More generally, giving a density operator

$$\rho = \begin{pmatrix} \rho_{11} & \rho_{12} & \rho_{13} & \rho_{14}\\ \rho_{21} & \rho_{22} & \rho_{23} & \rho_{24}\\ \rho_{31} & \rho_{32} & \rho_{33} & \rho_{34} \\ \rho_{41} & \rho_{42} & \rho_{43} & \rho_{44} \end{pmatrix}$$

then

$$\rho_A = Tr_B(\rho) = \begin{pmatrix} Tr\begin{pmatrix} \rho_{11} & \rho_{12}\\\rho_{21} & \rho_{22} \end{pmatrix} & Tr\begin{pmatrix} \rho_{13} & \rho_{14} \\ \rho_{23} & \rho_{24} \end{pmatrix}\\ Tr\begin{pmatrix} \rho_{31} & \rho_{32} \\ \rho_{41} & \rho_{42} \end{pmatrix} & Tr\begin{pmatrix}\rho_{33} & \rho_{34} \\ \rho_{43} & \rho_{44} \end{pmatrix} \end{pmatrix} = \begin{pmatrix} \rho_{11} + \rho_{22} & \rho_{13} + \rho_{24} \\ \rho_{31} + \rho_{42} & \rho_{33} + \rho_{44} \end{pmatrix}$$

and

$$\rho_B = Tr_A(\rho) = \begin{pmatrix} Tr\begin{pmatrix} \rho_{11} & \rho_{13}\\\rho_{31} & \rho_{33} \end{pmatrix} & Tr\begin{pmatrix} \rho_{12} & \rho_{14} \\ \rho_{32} & \rho_{34} \end{pmatrix}\\ Tr\begin{pmatrix} \rho_{21} & \rho_{23} \\ \rho_{41} & \rho_{43} \end{pmatrix} & Tr\begin{pmatrix}\rho_{22} & \rho_{24} \\ \rho_{42} & \rho_{44} \end{pmatrix} \end{pmatrix} = \begin{pmatrix} \rho_{11} + \rho_{33} & \rho_{12} + \rho_{34} \\ \rho_{21} + \rho_{43} & \rho_{22} + \rho_{44} \end{pmatrix}$$

• Thanks for the answer!
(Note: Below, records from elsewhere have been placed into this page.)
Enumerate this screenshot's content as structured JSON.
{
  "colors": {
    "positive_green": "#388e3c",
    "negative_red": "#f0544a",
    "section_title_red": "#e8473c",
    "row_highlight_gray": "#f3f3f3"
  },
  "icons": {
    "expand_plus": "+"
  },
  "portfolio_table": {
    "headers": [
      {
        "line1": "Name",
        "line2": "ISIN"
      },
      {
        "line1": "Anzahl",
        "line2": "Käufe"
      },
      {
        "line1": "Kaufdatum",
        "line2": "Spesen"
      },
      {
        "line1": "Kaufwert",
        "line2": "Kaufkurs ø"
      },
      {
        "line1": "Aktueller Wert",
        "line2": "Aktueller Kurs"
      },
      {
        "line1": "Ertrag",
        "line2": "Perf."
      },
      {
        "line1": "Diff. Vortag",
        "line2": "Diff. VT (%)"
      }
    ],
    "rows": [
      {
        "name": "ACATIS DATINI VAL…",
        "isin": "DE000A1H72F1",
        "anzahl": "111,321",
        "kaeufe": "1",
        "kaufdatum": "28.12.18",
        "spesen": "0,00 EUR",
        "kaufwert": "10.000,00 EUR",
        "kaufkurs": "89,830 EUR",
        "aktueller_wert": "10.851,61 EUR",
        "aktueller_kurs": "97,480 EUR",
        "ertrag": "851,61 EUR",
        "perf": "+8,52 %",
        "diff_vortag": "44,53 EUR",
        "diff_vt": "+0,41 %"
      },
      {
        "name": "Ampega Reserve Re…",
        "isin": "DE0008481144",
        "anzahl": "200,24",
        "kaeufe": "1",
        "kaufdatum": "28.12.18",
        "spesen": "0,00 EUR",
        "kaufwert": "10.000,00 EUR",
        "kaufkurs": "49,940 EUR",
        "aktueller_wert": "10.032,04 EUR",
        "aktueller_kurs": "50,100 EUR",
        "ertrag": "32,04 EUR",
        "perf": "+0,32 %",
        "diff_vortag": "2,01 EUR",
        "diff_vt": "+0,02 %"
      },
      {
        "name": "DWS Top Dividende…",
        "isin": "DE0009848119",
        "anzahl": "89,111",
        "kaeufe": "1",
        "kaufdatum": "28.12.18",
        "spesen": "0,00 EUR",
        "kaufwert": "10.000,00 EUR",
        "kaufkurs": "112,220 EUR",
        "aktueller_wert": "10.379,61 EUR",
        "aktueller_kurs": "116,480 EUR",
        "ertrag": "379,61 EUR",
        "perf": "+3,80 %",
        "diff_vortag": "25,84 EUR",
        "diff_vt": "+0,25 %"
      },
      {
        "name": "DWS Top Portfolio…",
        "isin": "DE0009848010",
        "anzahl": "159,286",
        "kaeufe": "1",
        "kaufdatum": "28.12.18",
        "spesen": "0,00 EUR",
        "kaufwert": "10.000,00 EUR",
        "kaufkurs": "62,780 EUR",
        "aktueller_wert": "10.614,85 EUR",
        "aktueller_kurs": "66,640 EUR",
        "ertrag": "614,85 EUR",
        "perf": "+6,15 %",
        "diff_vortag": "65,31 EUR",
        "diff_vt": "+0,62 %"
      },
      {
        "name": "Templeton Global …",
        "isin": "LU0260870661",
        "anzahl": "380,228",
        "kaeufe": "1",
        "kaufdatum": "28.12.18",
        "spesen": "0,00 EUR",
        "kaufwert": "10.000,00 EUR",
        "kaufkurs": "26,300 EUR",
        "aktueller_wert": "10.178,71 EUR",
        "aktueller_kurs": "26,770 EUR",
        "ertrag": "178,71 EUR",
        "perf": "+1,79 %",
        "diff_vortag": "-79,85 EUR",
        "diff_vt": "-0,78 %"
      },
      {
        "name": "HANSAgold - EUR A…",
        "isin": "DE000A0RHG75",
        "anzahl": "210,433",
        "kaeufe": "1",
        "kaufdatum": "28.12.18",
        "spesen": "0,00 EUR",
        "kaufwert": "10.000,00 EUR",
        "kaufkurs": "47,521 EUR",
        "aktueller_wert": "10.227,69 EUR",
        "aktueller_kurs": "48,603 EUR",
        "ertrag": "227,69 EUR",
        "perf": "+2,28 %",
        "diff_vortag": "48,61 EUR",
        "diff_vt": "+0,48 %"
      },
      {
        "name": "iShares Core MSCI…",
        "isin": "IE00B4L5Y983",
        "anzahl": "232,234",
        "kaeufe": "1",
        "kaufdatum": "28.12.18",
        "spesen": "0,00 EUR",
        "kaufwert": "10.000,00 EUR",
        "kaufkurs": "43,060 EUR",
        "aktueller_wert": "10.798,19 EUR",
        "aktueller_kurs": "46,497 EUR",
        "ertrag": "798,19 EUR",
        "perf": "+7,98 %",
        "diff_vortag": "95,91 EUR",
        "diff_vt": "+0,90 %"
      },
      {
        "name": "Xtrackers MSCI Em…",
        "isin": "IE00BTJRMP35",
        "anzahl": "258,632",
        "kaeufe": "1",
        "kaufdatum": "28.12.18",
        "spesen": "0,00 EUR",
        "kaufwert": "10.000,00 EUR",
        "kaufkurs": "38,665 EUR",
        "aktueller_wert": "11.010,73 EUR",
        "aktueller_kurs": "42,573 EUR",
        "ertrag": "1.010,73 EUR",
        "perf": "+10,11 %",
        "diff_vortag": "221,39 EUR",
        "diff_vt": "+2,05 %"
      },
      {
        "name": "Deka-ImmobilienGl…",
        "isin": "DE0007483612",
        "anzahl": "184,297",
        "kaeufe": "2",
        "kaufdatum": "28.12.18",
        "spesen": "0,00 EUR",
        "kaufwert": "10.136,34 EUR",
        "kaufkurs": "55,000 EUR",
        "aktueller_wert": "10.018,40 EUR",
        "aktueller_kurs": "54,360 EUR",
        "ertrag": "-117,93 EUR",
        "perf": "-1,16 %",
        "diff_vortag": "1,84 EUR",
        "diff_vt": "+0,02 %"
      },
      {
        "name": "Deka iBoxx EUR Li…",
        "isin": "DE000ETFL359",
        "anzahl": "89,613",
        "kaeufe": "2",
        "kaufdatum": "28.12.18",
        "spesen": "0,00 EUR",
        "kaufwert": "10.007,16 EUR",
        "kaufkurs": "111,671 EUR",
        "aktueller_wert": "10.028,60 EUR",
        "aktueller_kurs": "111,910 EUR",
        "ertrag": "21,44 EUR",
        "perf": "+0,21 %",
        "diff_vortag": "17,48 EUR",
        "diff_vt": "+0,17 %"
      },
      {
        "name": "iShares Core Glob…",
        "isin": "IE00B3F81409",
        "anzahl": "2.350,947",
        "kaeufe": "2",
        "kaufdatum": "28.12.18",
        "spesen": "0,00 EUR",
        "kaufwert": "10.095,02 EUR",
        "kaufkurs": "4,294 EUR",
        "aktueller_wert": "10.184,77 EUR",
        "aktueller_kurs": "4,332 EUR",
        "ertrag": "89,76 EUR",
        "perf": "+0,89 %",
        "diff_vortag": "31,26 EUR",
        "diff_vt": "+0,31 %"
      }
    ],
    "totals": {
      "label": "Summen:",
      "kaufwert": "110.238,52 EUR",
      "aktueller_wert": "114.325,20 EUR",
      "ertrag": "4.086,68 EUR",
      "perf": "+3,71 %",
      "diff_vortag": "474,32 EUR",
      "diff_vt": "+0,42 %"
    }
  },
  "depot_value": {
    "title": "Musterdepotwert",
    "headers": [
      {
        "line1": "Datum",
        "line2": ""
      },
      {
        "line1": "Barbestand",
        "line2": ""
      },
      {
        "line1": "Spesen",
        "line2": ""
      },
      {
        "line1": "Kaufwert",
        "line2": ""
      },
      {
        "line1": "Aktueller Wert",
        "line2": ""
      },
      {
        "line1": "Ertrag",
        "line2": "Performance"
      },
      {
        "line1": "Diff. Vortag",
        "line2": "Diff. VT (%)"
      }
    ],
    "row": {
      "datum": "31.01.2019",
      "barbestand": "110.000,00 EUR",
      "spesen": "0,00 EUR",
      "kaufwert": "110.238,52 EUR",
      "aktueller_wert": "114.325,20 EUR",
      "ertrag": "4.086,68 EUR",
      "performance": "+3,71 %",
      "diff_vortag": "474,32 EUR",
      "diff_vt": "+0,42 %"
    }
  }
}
How can we represent the subsystem A and B in the general case?
– ZR-
Jan 20, 2021 at 3:09
• @Zhengrong hmm... do you mean when the subsystem is different than 2-by-2 matrix? Jan 20, 2021 at 7:25

If you split your state into a bipartite system $$\rho_{AB} \in \mathcal{H}_A \otimes \mathcal{H}_B$$ then one general formula for a partial trace is given by:

$$\text{Tr}_B (\rho) = \sum_{j} (I_A \otimes \langle j |_B) \rho (I_A \otimes | j \rangle_B)$$

where $$\{ |j\rangle \}$$ is a basis for system $$B$$. In your case, for the first statement you can use this formula to find

\begin{align} \text{Tr}_B (|11\rangle\langle00|) &= \sum_{j} (I_A \otimes \langle j |_B) |11\rangle\langle00| (I_A \otimes | j \rangle_B) \\ &= (I_A \otimes \langle 0 |_B) |1\rangle_A |1\rangle_B \langle0|_A \langle0|_B (I_A \otimes | 0 \rangle_B) \\ &\qquad+ (I_A \otimes \langle 1 |_B) |1\rangle_A |1\rangle_B \langle0|_A \langle0|_B (I_A \otimes | 1 \rangle_B)\\ &= |1\rangle\langle0|_A (\langle 0|1\rangle\langle 0|0\rangle) + |1\rangle\langle 0|_A(\langle1|1\rangle\langle0|1\rangle) \\ &= |1\rangle\langle0|_A \langle 0| 1\rangle (\langle 0|0\rangle + \langle 1|1\rangle) \\ &= 0 \end{align} and you can do a similar calculation to derive the second statement.